Kulluk Ahdidir: Elest, Emanet ve Fıtrat Üçgeninde Seyyidü’l-İstiğfar
İnsan, Kur’an’a göre sadece biyolojik bir varlık değil; söz vermiş, yük almış ve yaratılışıyla bu söze mühürlenmiş bir sorumluluk taşıyıcısıdır. İbadet ise sadece emirleri yerine getirmek değil, bu sözün tutulmasıdır.

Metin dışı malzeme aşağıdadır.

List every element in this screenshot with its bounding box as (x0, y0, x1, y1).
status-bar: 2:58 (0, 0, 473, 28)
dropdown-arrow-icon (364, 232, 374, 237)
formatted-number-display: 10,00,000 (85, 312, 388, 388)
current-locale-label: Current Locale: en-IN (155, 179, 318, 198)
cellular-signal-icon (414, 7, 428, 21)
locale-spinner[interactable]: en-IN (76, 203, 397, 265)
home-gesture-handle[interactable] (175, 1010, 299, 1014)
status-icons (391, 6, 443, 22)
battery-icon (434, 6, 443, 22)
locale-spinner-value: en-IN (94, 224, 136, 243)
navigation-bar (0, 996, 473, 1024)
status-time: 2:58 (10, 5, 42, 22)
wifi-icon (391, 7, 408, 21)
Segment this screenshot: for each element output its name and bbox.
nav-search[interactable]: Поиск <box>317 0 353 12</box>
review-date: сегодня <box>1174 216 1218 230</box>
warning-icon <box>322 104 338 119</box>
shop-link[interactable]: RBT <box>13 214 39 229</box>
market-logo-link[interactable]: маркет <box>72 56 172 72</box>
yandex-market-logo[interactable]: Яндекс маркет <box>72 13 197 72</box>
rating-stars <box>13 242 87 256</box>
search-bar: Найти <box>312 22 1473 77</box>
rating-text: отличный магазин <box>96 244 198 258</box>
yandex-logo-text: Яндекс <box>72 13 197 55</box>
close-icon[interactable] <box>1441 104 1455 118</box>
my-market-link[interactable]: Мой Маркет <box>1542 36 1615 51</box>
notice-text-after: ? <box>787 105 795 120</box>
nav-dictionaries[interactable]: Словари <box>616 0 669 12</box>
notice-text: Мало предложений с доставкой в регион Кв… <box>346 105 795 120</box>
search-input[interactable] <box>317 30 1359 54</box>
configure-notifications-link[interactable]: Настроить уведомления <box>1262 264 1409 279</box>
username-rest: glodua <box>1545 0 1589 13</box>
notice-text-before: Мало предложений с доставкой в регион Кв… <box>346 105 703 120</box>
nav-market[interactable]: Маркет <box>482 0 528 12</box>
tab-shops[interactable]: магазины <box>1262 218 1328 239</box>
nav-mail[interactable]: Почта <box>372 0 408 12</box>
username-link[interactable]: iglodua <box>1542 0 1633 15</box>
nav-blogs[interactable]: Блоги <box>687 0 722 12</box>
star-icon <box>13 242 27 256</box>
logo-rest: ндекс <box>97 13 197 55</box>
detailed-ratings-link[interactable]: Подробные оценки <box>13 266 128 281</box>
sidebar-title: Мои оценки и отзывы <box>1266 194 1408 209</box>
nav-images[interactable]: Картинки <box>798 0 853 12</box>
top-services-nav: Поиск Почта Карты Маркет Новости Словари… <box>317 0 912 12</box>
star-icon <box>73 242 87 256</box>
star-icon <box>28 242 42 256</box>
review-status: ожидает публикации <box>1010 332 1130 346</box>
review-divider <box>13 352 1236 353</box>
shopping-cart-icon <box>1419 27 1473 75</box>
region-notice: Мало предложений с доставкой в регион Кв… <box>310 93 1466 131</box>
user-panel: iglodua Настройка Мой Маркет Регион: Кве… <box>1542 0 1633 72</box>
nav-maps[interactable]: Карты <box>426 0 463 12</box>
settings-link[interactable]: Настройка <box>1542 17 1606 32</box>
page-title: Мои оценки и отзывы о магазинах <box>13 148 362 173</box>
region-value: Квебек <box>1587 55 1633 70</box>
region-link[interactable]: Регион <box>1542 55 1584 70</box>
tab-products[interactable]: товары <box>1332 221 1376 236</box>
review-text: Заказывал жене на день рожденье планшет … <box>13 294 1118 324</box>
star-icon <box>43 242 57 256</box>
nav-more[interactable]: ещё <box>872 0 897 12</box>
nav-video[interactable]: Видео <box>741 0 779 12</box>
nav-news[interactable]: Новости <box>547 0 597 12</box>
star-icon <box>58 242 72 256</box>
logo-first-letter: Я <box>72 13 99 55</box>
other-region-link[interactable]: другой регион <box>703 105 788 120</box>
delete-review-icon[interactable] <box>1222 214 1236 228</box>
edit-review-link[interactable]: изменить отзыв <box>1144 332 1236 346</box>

Bugün birçok insan ibadeti; cennet umudu, sevap kazanma arzusu veya toplumsal ritüel olarak görmektedir. Ancak Kur’an, ibadeti ahlâkî değil; hakîkî bir hak ve adalet meselesi olarak sunar. Çünkü bu kulluk Allah’a ait olan bir “hak”tır. Bizden önce şefkat değil, sadakat istenmektedir.
🕋 Elest: İnsanın Verdiği İlk Söz
“Rabbin, Âdemoğullarının zürriyetlerini onların sırtlarından almış ve onlara ‘Ben sizin Rabbiniz değil miyim?’ demişti. Onlar: ‘Evet, şahit olduk’ demişlerdi…”
(A’râf, 172)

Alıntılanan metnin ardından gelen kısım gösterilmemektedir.